Hollywood Remains to Be Seen

Marion Davies
1897 - 1961

Hollywood Forever Cemetery


Marion Davies is perhaps best known as the not-so-secret mistress of newspaper publisher William Randolph Hearst, but she was also an extremely talented actress and comedienne.

Davies started her career as a model and dancer in New York, making her stage debut in a Broadway chorus line at the age of 16. She was a dancer on Broadway in the Ziegfeld Follies in 1916, and caught the attention of Hearst, who took a personal and professional interest in her. At the time, Davies was 20, and Hearst was 54.

With his considerable fortune and the power of his newspaper chain, Hearst was determined to make Davies into a movie star. Hearst even purchased a film production company, Cosmopolitan Pictures, to promote Davies' career.

Davies made her screen debut in "Runaway, Romney" (1917), which she also wrote. She starred in several dramas, but she was at her best in comedies, beginning with "Getting Mary Married" (1919). Hearst, however, preferred to see his young protegee and paramour in elaborate and expensive costume dramas and period romances, including "Cecilia of the Pink Roses" (1918), "When Knighthood Was in Flower" (1922) and "Bride's Play" (1922). Though the films were heavily promoted in the Hearst newspapers, most lost money, since Hearst insisted on sparing no expense in the production. For one film, which included a dramatic entrance by Davies down a long staircase, Hearst insisted that the roof of a sound stage at the Warner Bros. studios be raised to accommodate the set. (Visitors to the Warner Bros. studios can still see that sound stage, slight taller than all the others. Recently, some of the shipboard scenes in "The Perfect Storm" (2000) were filmed there.) Hearst reportedly lost $7 million on the Cosmopolitan production company from 1919 to 1923, when the films were distributed by Paramount.

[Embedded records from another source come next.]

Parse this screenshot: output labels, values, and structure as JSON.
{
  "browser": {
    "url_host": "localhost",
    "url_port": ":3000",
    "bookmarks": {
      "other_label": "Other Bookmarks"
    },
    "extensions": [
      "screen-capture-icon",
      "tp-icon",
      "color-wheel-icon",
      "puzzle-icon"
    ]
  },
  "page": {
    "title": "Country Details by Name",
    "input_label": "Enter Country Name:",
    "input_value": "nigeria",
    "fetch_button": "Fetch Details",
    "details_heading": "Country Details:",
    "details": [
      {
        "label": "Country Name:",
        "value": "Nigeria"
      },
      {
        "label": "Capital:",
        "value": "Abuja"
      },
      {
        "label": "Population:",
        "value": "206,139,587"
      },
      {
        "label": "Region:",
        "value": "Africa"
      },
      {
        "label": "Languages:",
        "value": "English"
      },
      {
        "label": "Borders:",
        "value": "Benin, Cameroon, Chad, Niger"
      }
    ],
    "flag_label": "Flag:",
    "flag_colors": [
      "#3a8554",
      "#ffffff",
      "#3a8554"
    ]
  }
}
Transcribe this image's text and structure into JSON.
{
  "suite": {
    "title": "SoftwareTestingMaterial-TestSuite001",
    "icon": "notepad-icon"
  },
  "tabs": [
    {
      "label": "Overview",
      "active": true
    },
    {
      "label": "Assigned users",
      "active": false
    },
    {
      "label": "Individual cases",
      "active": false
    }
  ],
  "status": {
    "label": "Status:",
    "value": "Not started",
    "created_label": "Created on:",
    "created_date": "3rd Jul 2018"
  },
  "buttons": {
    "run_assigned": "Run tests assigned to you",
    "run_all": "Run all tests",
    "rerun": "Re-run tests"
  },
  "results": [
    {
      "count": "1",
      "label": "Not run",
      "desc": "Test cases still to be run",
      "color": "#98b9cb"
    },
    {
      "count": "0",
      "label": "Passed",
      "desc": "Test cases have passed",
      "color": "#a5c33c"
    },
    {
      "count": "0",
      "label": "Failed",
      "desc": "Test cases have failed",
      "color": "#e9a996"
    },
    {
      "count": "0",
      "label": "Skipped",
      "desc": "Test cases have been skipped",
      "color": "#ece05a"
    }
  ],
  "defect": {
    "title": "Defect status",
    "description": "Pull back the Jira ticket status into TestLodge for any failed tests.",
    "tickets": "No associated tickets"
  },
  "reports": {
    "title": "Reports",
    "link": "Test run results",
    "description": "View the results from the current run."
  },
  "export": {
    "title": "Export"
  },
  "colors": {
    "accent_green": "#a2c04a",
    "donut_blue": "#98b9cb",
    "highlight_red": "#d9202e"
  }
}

In 1925, Davies and Cosmopolitan moved to MGM studios, where she performed in some of her best and most successful films -- mostly comedies -- including "Tillie the Toiler" (1927); "The Patsy" (1928); "Show People" (1928); "Marianne" (1929); "Not So Dumb" (1930); "The Bachelor Father" (1931); "Peg o' My Heart" (1933); "Going Hollywood" (1933), co-starring Bing Crosby; "Page Miss Glory" (1935); and "Cain and Mabel" (1936), co-starring Clark Gable. But the advent of sound films had a severe impact on Davies' career. She spoke with a slight stutter and, although she was able to overcome this impediment in her films, she retired after appearing in "Ever Since Eve" (1937).

In Orson Welles' fictionalized version of Hearst's life, "Citizen Kane" (1941), the publisher promotes the career of his girlfriend, an untalented opera singer, which has resulted in many people thinking that Davies was untalented and would not have succeeded without Hearst. In fact, Davies was a talented actress, and probably would have been successful without Hearst's intervention in her career. And if she would have focused on comedies from the start, she might have been even more successful.

Even Welles attempted to correct that erroneous assumption when he said, "Marion Davies was one of the most delightfully accomplished comediennes in the whole history of the screen."

Davies and Hearst remained a couple after her retirement from films, and were well-known in social circles for throwing elaborate parties at the several homes they shared in California, including Hearst's San Simeon estate, his mansion in Beverly Hills, and his Santa Monica beach house. They were often described as, "the most famous unmarried couple in America." Hearst and Davies certainly would have married, but Hearst's wife would not grant him a divorce. Hearst died in Davies' Beverly Hills home in August 1951. Two months later, the 54-year-old Davies married for the first time, eloping to Las Vegas, NV, with long-time friend Horace G. Brown Jr., a former actor and retired military sea captain who bore an amazing resemblance to Hearst.

After her retirement from films, Davies was a successful businesswoman and philanthropist. She founded the Marion Davies Children's Clinic, and donated $2 million for the construction of the children's clinic wing at the UCLA Medical Center.

Davies was born Marion Cecilia Douras on Jan. 3, 1897, in Brooklyn, NY. She died Sept. 22, 1961, Los Angeles, CA.